A Alemanha é um país de imigração. É um país de esperança para pessoas do Oriente Médio, da África, da Ásia, dos Bálcãs. Para pessoas que estão fugindo – da guerra, da tirania, da tortura, da perseguição, da repressão, da discriminação, da pobreza, da falta de esperança. Elas fogem em centenas de milhares – frequentemente correndo risco de vida, praticamente sempre subjugados à arbitrariedade de traficantes de pessoas. Eles fogem para um país em que a maioria dos cidadãos trata os refugiados com empatia, com cuidados, com uma boa vontade e generosidade exemplares. Isso é emocionalmente arrebatador.

A Alemanha também está arrebatada. Nada parece mais ter validade. Nenhuma regra, nenhuma lei, nenhuma norma, nenhuma certeza. Todas as possíveis dúvidas e ponderações são deixadas de lado ou suspensas: 800 mil refugiados são uma tarefa que os alemães assumem e têm de assumir para si. Deve ser vista como uma chance, não como ônus ou sobrecarga.

E realmente parece que os alemães têm tratado os refugiados de outras culturas e continentes, no momento, com simpatia, curiosidade e uma boa vontade arrebatadora. Com perplexidade, observamos esses novos alemães, a quem a chanceler rogou por uma virtude alemã totalmente nova: a flexibilidade. Ou, com outras palavras: deixar as coisas acontecerem e ver o que vem disso.

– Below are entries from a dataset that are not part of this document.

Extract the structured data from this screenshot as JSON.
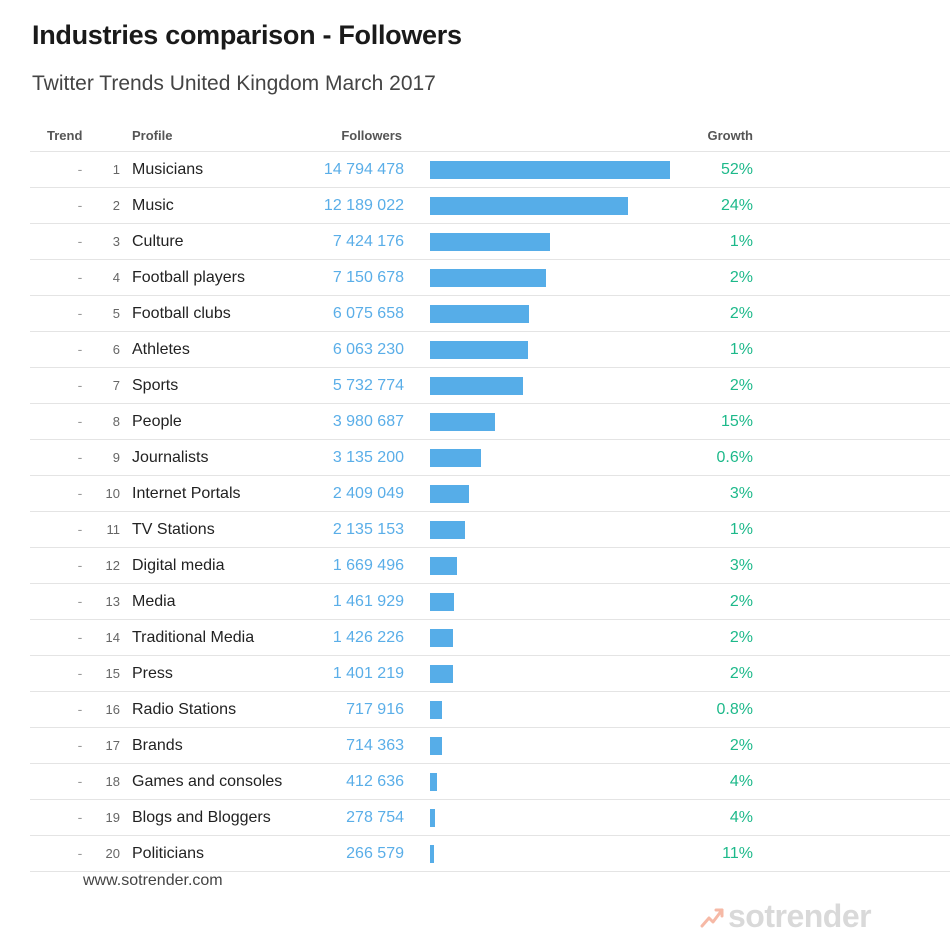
{
  "header": {
    "title": "Industries comparison - Followers",
    "subtitle": "Twitter Trends United Kingdom March 2017"
  },
  "columns": {
    "trend": "Trend",
    "profile": "Profile",
    "followers": "Followers",
    "growth": "Growth"
  },
  "chart_data": {
    "type": "bar",
    "title": "Industries comparison - Followers",
    "subtitle": "Twitter Trends United Kingdom March 2017",
    "orientation": "horizontal",
    "bar_color": "#56ade8",
    "followers_color": "#5aaee8",
    "growth_color": "#1db98a",
    "xlim": [
      0,
      14794478
    ],
    "rows": [
      {
        "trend": "-",
        "rank": "1",
        "profile": "Musicians",
        "followers": 14794478,
        "followers_label": "14 794 478",
        "growth": "52%"
      },
      {
        "trend": "-",
        "rank": "2",
        "profile": "Music",
        "followers": 12189022,
        "followers_label": "12 189 022",
        "growth": "24%"
      },
      {
        "trend": "-",
        "rank": "3",
        "profile": "Culture",
        "followers": 7424176,
        "followers_label": "7 424 176",
        "growth": "1%"
      },
      {
        "trend": "-",
        "rank": "4",
        "profile": "Football players",
        "followers": 7150678,
        "followers_label": "7 150 678",
        "growth": "2%"
      },
      {
        "trend": "-",
        "rank": "5",
        "profile": "Football clubs",
        "followers": 6075658,
        "followers_label": "6 075 658",
        "growth": "2%"
      },
      {
        "trend": "-",
        "rank": "6",
        "profile": "Athletes",
        "followers": 6063230,
        "followers_label": "6 063 230",
        "growth": "1%"
      },
      {
        "trend": "-",
        "rank": "7",
        "profile": "Sports",
        "followers": 5732774,
        "followers_label": "5 732 774",
        "growth": "2%"
      },
      {
        "trend": "-",
        "rank": "8",
        "profile": "People",
        "followers": 3980687,
        "followers_label": "3 980 687",
        "growth": "15%"
      },
      {
        "trend": "-",
        "rank": "9",
        "profile": "Journalists",
        "followers": 3135200,
        "followers_label": "3 135 200",
        "growth": "0.6%"
      },
      {
        "trend": "-",
        "rank": "10",
        "profile": "Internet Portals",
        "followers": 2409049,
        "followers_label": "2 409 049",
        "growth": "3%"
      },
      {
        "trend": "-",
        "rank": "11",
        "profile": "TV Stations",
        "followers": 2135153,
        "followers_label": "2 135 153",
        "growth": "1%"
      },
      {
        "trend": "-",
        "rank": "12",
        "profile": "Digital media",
        "followers": 1669496,
        "followers_label": "1 669 496",
        "growth": "3%"
      },
      {
        "trend": "-",
        "rank": "13",
        "profile": "Media",
        "followers": 1461929,
        "followers_label": "1 461 929",
        "growth": "2%"
      },
      {
        "trend": "-",
        "rank": "14",
        "profile": "Traditional Media",
        "followers": 1426226,
        "followers_label": "1 426 226",
        "growth": "2%"
      },
      {
        "trend": "-",
        "rank": "15",
        "profile": "Press",
        "followers": 1401219,
        "followers_label": "1 401 219",
        "growth": "2%"
      },
      {
        "trend": "-",
        "rank": "16",
        "profile": "Radio Stations",
        "followers": 717916,
        "followers_label": "717 916",
        "growth": "0.8%"
      },
      {
        "trend": "-",
        "rank": "17",
        "profile": "Brands",
        "followers": 714363,
        "followers_label": "714 363",
        "growth": "2%"
      },
      {
        "trend": "-",
        "rank": "18",
        "profile": "Games and consoles",
        "followers": 412636,
        "followers_label": "412 636",
        "growth": "4%"
      },
      {
        "trend": "-",
        "rank": "19",
        "profile": "Blogs and Bloggers",
        "followers": 278754,
        "followers_label": "278 754",
        "growth": "4%"
      },
      {
        "trend": "-",
        "rank": "20",
        "profile": "Politicians",
        "followers": 266579,
        "followers_label": "266 579",
        "growth": "11%"
      }
    ]
  },
  "footer": {
    "source": "www.sotrender.com",
    "brand": "sotrender",
    "brand_icon": "sotrender-logo-icon"
  }
}
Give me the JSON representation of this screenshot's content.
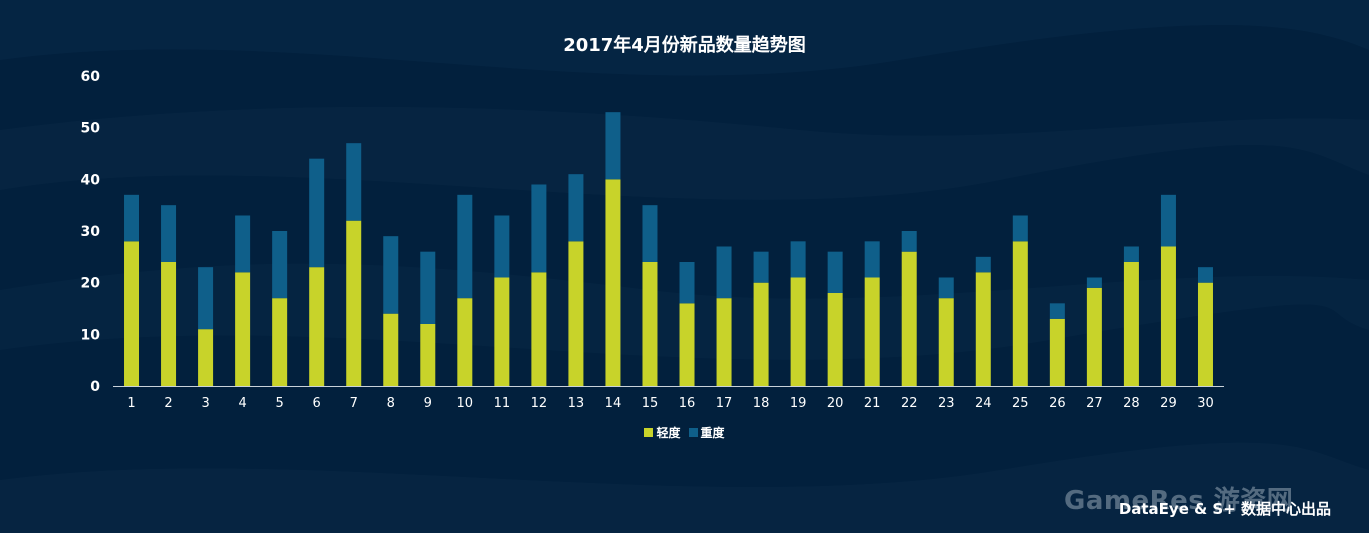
{
  "colors": {
    "background": "#02203d",
    "light": "#c8d32a",
    "heavy": "#0f5f8a",
    "text": "#ffffff"
  },
  "credit": "DataEye & S+ 数据中心出品",
  "watermark": "GameRes 游资网",
  "chart_data": {
    "type": "bar",
    "stacked": true,
    "title": "2017年4月份新品数量趋势图",
    "xlabel": "",
    "ylabel": "",
    "categories": [
      "1",
      "2",
      "3",
      "4",
      "5",
      "6",
      "7",
      "8",
      "9",
      "10",
      "11",
      "12",
      "13",
      "14",
      "15",
      "16",
      "17",
      "18",
      "19",
      "20",
      "21",
      "22",
      "23",
      "24",
      "25",
      "26",
      "27",
      "28",
      "29",
      "30"
    ],
    "series": [
      {
        "name": "轻度",
        "values": [
          28,
          24,
          11,
          22,
          17,
          23,
          32,
          14,
          12,
          17,
          21,
          22,
          28,
          40,
          24,
          16,
          17,
          20,
          21,
          18,
          21,
          26,
          17,
          22,
          28,
          13,
          19,
          24,
          27,
          20
        ]
      },
      {
        "name": "重度",
        "values": [
          9,
          11,
          12,
          11,
          13,
          21,
          15,
          15,
          14,
          20,
          12,
          17,
          13,
          13,
          11,
          8,
          10,
          6,
          7,
          8,
          7,
          4,
          4,
          3,
          5,
          3,
          2,
          3,
          10,
          3
        ]
      }
    ],
    "ylim": [
      0,
      60
    ],
    "yticks": [
      0,
      10,
      20,
      30,
      40,
      50,
      60
    ],
    "grid": false,
    "legend": "bottom-center"
  }
}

De onde vem essa prontidão comovente para acolher estrangeiros e refugiados, sem se prender a qualificações, da mesma forma que qualquer país de imigração faz? É a sombra do Terceiro Reich, é a herança da lembrança da experiência de centenas de milhares de alemães que tiveram de emigrar, que tentaram, desesperados, encontrar um lar na Inglaterra, nos Estados Unidos, na França, na Suíça ou em Xangai. É a lembrança da odisseia de muitos alemães que não conseguiram fugir, que, por desespero, tiraram a própria vida, que foram capturados durante a fuga, deportados e assassinados.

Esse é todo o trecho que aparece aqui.